Vaughn came to Columbia in 1977, looking for a city he could stay in. He was taken in by a Catholic priest, who let him spend a night in a small room at his church.
"I didn't know what to do, I had never been in that position before," Vaughn said.
These days, Vaughn comes to the center mostly to visit and take showers. He used to come to the center to eat dinner, but dinner has moved to a nearby church. He lives in a tent with a twin bed inside.
"I've tried everywhere to get a job," Vaughn said. "I know seven trades, including construction. It's even hard to get a job washing dishes."
Yager relates to the people who come to the resource center. He was homeless before he got his job as manager.

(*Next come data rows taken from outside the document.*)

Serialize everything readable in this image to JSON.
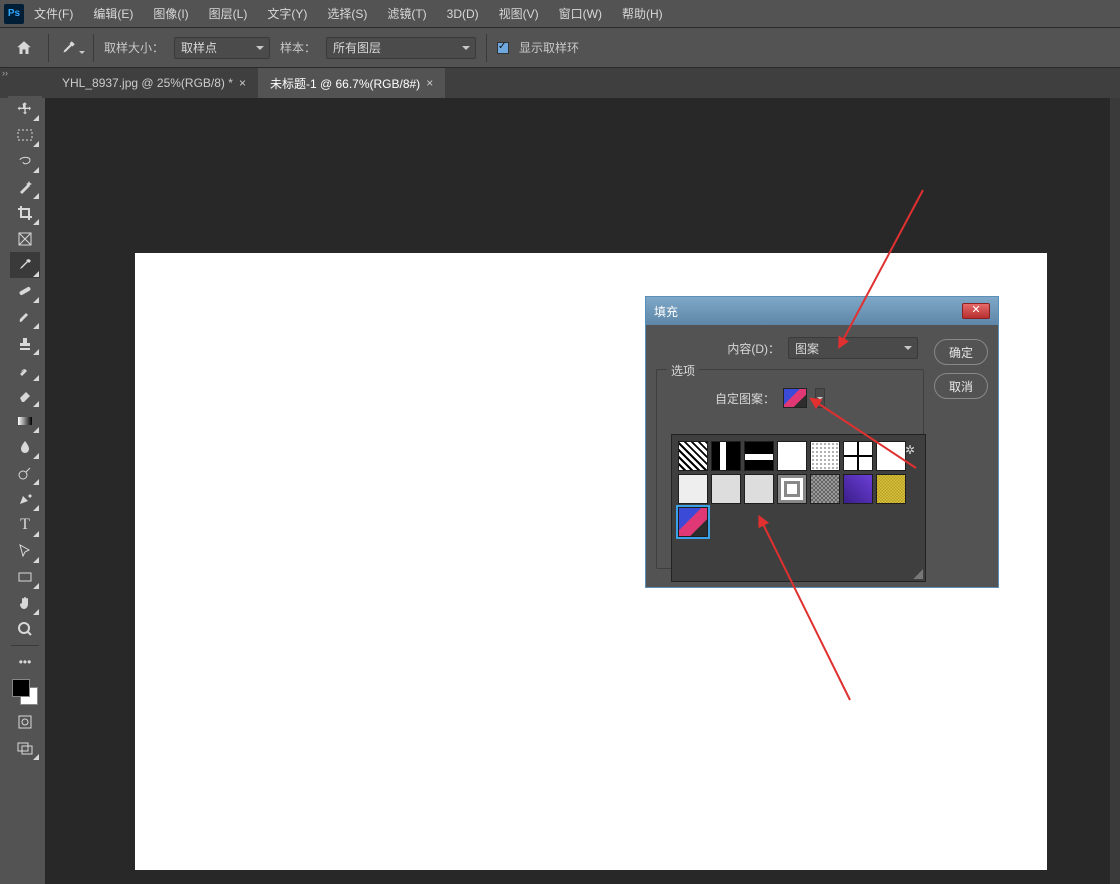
{
  "app": {
    "logo_text": "Ps"
  },
  "menu": {
    "file": "文件(F)",
    "edit": "编辑(E)",
    "image": "图像(I)",
    "layer": "图层(L)",
    "type": "文字(Y)",
    "select": "选择(S)",
    "filter": "滤镜(T)",
    "threeD": "3D(D)",
    "view": "视图(V)",
    "window": "窗口(W)",
    "help": "帮助(H)"
  },
  "options_bar": {
    "sample_size_label": "取样大小：",
    "sample_size_value": "取样点",
    "sample_label": "样本：",
    "sample_value": "所有图层",
    "show_sample_ring": "显示取样环"
  },
  "tabs": {
    "t0": {
      "label": "YHL_8937.jpg @ 25%(RGB/8) *",
      "close": "×"
    },
    "t1": {
      "label": "未标题-1 @ 66.7%(RGB/8#)",
      "close": "×"
    }
  },
  "dialog": {
    "title": "填充",
    "content_label": "内容(D)：",
    "content_value": "图案",
    "ok": "确定",
    "cancel": "取消",
    "options_legend": "选项",
    "custom_pattern_label": "自定图案："
  },
  "pattern_popup": {
    "gear": "✲"
  }
}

“So when I ended up with the keys to this place, I made it my point to get the answers to the questions I had," Yager said. Where can people fill prescriptions? How can they get a permanent address to help them get food stamps? How do they access social services? Where can find doctors?
"That was my focus," Yager said of his quest for answers. "That's what I try to do."
The Interfaith Resource Center sees a core group of about 20 to 25 people every day and around seven to 12 new people every week. Not everyone who goes to the center is homeless; some just need assistance. And because Columbia is in the middle of the state, it's not uncommon to find travelers there.
“This is a serious problem, and people need to not ignore it," Yager said, noting that some people are only one lost paycheck away from becoming homeless. "What I see is a lot of new people who have never been homeless before, and they’re scared to death. There’s a fear factor with the new people who are coming through.”